With people clearly loving the ability to game on the go, the next frontier for developers is wearable tech. The Apple Watch might not have sold as many units as some expected (it’s still selling 20,000 units each day in the US), but there’s no doubt a large part of our mobile activity will take place on our wrists in the coming years.

However, unlike a Smartphone or a tablet, swiping from left to right on a Smartwatch isn’t as easy. The reduced screen size means that controlling games is a lot tougher and that’s prompted some to suggest that wearable tech won’t suit the majority of gamers. Of course, for every problem there’s usually a solution and thanks to the tech geniuses at Carnegie Mellon University the limited screen size of watches might not matter.

After analysing the situation, the researchers at the University’s Human-Computer Interaction Institute came up with SkinTrack. By combining sensors on the watch strap with a ring placed on the finger, SkinTrack basically allows users to control actions on the screen using the skin on their arm. Although it’s not quite ready for mass consumption, SkinTrack is being hailed as a major improvement for wearable tech and something that could make gaming possible.

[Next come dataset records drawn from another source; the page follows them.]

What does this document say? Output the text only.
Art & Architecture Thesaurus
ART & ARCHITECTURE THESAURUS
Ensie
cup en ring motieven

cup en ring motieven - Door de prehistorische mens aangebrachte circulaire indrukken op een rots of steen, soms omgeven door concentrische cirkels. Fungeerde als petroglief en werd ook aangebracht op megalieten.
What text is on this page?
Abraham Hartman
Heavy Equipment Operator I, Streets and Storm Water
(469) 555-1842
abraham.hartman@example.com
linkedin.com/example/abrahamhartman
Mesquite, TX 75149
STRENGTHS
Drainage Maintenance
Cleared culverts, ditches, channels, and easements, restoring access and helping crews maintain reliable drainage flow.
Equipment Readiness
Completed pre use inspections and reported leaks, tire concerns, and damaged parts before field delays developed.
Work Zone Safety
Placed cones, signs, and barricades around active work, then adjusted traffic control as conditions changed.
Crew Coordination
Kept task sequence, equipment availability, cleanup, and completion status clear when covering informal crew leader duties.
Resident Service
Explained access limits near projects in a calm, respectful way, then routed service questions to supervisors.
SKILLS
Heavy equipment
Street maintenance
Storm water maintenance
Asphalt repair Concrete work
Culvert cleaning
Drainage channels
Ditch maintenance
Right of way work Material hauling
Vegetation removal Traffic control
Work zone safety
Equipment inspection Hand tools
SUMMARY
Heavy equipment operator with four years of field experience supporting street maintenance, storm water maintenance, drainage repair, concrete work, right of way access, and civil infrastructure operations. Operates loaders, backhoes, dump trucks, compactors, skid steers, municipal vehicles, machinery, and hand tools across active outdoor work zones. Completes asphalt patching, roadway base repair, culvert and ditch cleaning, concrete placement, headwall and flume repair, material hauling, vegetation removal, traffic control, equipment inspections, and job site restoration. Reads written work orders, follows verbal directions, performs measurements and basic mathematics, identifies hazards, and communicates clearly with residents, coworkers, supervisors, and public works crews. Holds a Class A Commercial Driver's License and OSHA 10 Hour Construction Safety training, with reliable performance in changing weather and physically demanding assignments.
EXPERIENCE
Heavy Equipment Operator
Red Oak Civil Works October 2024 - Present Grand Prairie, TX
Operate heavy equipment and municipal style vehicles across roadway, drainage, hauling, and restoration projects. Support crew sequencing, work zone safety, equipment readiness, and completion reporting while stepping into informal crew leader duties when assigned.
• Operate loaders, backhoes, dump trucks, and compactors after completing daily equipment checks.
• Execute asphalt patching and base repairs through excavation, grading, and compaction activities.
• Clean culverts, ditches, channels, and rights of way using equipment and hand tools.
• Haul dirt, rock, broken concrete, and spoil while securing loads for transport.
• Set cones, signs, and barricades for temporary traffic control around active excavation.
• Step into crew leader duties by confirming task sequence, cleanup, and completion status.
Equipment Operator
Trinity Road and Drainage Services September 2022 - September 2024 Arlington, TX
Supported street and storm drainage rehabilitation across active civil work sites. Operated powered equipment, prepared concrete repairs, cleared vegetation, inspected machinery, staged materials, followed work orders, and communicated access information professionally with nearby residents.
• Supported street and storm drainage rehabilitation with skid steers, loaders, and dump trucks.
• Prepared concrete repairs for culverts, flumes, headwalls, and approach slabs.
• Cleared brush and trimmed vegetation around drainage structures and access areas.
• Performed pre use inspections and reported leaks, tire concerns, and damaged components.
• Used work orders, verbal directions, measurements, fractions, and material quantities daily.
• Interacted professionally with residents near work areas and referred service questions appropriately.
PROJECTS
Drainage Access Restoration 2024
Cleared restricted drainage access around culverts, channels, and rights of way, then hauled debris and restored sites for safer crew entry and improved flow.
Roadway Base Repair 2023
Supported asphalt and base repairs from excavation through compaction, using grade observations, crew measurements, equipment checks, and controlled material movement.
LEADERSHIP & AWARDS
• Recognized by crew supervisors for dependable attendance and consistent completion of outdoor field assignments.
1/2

Games SkinTrack Could Enhance

screen-shot-2016-10-17-at-21-31-21 “Apple Watch” (CC BY-SA 2.0) by JonChanLondon

In fact, if we look at the current state of the mobile gaming market, there are plenty of ways SkinTrack could be used.

Mobile Slots

The iGaming industry is now worth $41 billion and much of this recent growth has been attributed to the increase in mobile apps. For example, Betway has crammed more than 100 HD casino games into its iOS app. Taking the top games from its online platform, such as Aces & Eights video poker, European Roulette and the Tomb Raider slot game, Betway has created an entertaining and optimised gaming app.

From this selection of games, it’s clear that slots would benefit immensely from SkinTrack technology. Thanks to recent developments in the industry, players can now pull and spin the latest mobile slots. Using this dynamic in conjunction with SkinTrack, players could swipe along their arm to initiate a spin.

Mobile Puzzle Games

Another genre within the mobile gaming community that could benefit from SkinTrack technology is logic and puzzle games like Angry Birds. Rovio’s smash hit game blazed a trail when it was first released in 2009 and the advent of SkinTrack could help reinvigorate interest in the franchise.

For those who don’t know, Angry Birds was all about catapulting birds at a series of objects. The pull and release mechanics melded perfectly with the mobile medium, but playing on a Smartwatch would be tough. Fortunately, SkinTrack gives you a much larger playing surface that’s perfect for stretching a catapult to its full capacity. In fact, with a few tweaks, a Smartwatch version of Angry Birds could actually become more of a hit than its mobile counterpart.

Mobile Shoot ‘Em Ups

Beyond the process of swiping along your arm to control a slot machine or catapult, SkinTrack could also be used to set up a secondary control pad. Complex war games like Call of Duty involve multiple movements, such as changing weapons, calling up maps and switching views, so a secondary way to control the action would be highly beneficial.

For example, a player using SkinTrack could tap certain sections of their arm to toggle through their arsenal of weapons. Similarly, they could lock and load their weapon in a much faster way by pulling back across their wrist.

As you can see, the possibilities are almost endless when it comes to SkinTrack and wearable tech. By opening up the gaming area beyond the screen should not only make games easier to control, but more engaging and, therefore, entertaining.